1) チャンバ1内に連通する筒状の通路を流通するハロゲンガスに高周波の電界を作用させてこのハロゲンガスをプラズマ化する。
2) チャンバ1内に連通する筒状の通路を流通するハロゲンガスにマイクロ波を供給してこのハロゲンガスをプラズマ化する。
3) チャンバ1内に連通する筒状の通路を流通するハロゲンガスを加熱して熱的解離する。
4) チャンバ1内に連通する筒状の通路を流通するハロゲンガスに電磁波又は電子線を供給してこのハロゲンガスを解離させる。
5) チャンバ1内に連通する筒状の通路を流通するハロゲンガスを、触媒作用により解離させる触媒金属に接触させる。
【産業上の利用可能性】
【0119】
本発明は、半導体装置の製造の他、他の電子デバイスの製造に関する産業分野で利用することができる。
【図面の簡単な説明】
【0120】
【図1】本発明の第1の実施の形態に係るマイクロデバイス用基板の製造方法に使用する装置の概略を示す正面図である。

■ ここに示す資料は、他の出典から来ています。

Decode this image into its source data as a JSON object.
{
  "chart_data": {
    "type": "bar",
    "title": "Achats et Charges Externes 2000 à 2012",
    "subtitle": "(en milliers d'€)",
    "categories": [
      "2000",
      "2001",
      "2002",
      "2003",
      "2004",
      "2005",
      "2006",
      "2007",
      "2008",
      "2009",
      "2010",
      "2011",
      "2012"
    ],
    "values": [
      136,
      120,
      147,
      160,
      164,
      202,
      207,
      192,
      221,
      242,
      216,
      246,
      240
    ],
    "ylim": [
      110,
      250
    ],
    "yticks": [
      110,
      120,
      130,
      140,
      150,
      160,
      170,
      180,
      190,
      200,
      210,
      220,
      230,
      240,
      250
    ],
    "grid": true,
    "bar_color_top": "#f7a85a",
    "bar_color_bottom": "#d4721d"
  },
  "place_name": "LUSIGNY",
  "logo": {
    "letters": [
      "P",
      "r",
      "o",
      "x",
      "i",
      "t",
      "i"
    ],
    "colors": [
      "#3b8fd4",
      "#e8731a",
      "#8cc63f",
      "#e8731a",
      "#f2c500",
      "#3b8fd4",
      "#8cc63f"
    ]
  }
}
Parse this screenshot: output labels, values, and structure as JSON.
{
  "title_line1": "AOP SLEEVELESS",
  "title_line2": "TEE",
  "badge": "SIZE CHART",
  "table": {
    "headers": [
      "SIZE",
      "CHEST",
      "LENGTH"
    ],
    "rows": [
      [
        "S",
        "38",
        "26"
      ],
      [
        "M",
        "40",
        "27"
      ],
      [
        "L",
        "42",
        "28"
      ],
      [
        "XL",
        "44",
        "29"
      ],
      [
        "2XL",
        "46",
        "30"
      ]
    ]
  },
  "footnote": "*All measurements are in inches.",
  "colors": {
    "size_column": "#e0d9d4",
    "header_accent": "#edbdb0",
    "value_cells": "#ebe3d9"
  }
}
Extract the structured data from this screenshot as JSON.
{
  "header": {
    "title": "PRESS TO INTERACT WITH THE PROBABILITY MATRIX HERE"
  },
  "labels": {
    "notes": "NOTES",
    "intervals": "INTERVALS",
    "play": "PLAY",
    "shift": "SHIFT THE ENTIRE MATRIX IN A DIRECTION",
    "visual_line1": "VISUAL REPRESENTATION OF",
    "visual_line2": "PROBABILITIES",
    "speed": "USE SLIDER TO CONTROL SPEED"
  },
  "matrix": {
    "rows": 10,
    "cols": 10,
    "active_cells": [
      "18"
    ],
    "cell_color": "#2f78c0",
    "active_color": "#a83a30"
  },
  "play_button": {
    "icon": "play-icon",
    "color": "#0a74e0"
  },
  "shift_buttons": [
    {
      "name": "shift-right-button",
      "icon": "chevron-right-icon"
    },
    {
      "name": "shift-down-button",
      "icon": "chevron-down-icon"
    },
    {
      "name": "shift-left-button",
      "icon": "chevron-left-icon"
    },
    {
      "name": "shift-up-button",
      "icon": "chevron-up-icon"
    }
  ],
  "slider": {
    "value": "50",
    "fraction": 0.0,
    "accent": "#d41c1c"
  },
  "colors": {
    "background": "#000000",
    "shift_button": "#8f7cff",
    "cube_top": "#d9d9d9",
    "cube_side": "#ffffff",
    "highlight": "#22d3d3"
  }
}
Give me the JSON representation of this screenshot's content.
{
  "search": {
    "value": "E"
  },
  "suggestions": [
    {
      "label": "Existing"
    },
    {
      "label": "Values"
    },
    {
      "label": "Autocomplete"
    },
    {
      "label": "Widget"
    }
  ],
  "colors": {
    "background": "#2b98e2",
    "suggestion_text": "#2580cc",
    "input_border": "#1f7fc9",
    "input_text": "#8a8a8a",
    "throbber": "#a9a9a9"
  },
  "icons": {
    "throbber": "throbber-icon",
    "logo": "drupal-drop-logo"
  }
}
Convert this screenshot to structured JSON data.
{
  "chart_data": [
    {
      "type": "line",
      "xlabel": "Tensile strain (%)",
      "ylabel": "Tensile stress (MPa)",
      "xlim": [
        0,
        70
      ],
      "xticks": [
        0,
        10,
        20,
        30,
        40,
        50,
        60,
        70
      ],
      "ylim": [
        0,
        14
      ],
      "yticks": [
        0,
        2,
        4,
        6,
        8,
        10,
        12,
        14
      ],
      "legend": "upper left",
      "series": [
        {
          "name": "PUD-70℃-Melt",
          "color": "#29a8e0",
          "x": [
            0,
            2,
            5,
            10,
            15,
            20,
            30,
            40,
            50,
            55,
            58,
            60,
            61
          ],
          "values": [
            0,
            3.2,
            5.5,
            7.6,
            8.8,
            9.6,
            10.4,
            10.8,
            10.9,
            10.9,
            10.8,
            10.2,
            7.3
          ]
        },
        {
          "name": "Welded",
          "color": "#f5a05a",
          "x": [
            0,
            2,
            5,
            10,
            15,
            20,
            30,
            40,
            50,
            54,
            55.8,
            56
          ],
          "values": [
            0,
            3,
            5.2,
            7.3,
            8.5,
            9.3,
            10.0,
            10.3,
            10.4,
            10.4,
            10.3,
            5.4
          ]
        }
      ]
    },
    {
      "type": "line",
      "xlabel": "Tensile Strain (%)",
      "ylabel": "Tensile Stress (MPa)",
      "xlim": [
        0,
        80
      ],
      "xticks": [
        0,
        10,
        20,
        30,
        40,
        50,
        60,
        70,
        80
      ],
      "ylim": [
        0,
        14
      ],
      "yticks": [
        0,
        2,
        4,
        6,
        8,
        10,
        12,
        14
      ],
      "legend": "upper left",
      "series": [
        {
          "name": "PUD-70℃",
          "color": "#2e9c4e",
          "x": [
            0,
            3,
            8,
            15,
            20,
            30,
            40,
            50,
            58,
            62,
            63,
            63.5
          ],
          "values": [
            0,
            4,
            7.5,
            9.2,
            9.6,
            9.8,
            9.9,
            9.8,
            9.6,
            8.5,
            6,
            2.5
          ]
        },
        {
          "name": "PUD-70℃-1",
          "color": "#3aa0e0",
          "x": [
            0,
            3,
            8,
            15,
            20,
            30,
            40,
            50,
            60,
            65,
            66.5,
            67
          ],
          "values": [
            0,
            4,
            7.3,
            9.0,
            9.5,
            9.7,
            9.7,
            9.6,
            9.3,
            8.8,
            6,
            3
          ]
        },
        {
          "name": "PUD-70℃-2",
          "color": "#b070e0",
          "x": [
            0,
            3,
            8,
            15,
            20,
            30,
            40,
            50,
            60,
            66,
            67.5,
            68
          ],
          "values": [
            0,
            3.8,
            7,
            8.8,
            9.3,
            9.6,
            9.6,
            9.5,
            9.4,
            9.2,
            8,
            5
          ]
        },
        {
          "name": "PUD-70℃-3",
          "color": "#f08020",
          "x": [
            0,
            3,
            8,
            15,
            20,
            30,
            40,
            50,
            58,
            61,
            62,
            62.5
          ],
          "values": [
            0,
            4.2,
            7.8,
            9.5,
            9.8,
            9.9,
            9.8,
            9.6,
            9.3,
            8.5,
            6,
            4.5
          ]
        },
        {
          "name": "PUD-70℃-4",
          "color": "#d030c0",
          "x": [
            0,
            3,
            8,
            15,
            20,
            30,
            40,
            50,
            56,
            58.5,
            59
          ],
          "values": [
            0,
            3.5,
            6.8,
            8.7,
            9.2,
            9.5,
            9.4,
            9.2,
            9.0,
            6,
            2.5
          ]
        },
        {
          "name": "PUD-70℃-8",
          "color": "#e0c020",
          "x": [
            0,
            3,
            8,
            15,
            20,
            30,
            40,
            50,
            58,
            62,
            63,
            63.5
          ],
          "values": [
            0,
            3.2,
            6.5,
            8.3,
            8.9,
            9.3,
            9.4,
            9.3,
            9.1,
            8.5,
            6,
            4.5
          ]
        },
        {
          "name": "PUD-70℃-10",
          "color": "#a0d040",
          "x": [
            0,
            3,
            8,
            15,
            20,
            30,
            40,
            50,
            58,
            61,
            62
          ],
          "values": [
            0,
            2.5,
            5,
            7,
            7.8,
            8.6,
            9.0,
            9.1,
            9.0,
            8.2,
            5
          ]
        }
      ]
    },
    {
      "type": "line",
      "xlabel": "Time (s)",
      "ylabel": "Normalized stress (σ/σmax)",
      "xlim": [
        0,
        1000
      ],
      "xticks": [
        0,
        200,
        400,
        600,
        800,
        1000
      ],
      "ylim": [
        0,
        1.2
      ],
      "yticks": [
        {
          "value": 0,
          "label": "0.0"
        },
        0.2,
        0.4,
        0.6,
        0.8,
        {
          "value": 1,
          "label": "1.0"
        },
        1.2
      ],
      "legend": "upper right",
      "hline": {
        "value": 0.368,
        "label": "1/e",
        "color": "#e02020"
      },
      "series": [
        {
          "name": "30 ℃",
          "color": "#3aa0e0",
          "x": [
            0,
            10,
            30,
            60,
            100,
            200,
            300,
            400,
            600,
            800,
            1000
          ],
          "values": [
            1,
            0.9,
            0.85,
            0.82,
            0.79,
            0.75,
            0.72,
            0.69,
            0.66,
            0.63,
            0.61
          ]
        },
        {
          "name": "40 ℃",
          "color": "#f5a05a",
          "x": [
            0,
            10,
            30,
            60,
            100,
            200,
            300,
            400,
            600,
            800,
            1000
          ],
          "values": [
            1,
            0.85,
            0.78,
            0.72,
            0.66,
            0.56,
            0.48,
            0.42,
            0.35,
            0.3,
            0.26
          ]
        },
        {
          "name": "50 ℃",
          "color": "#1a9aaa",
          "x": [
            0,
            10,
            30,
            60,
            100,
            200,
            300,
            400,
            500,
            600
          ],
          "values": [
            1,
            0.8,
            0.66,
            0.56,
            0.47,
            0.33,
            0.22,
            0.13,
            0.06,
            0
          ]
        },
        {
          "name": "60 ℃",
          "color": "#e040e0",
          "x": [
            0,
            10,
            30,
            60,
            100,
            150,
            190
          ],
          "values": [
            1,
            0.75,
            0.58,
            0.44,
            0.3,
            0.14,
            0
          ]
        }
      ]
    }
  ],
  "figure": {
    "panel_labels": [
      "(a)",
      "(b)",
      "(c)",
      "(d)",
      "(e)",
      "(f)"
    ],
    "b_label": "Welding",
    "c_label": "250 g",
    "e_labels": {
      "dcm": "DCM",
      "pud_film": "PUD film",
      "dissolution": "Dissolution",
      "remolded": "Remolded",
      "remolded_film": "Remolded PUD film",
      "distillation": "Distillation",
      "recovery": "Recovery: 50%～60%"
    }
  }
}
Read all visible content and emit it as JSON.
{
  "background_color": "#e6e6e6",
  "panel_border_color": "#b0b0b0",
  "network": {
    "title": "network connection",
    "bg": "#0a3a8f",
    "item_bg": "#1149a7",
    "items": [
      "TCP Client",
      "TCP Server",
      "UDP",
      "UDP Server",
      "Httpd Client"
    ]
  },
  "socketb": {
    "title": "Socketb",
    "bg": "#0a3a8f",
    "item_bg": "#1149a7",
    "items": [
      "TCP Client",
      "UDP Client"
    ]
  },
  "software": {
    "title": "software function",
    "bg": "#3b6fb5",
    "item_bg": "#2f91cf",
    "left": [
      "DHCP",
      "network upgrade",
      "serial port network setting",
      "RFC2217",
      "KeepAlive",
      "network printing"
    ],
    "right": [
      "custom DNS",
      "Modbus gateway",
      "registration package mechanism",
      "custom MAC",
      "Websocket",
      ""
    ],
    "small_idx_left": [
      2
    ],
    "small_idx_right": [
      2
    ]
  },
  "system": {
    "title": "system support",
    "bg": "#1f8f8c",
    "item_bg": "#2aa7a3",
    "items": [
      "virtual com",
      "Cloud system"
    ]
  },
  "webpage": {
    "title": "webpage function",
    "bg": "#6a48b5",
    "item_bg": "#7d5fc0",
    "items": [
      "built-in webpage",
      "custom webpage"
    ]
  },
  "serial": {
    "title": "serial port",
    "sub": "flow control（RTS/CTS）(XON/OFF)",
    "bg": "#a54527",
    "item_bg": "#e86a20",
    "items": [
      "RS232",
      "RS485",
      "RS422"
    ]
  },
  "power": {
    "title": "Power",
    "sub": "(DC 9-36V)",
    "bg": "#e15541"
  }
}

【図2】本発明の第1の実施の形態におけるマイクロデバイス用基板の製造方法の一例を説明する断面図である。
【図3】本発明の第1の実施の形態の変形例におけるマイクロデバイス用基板の製造方法の一例を説明する断面図である。
【図4】本発明の第3の実施の形態におけるマイクロデバイス用基板の製造方法の一例を説明する断面図である。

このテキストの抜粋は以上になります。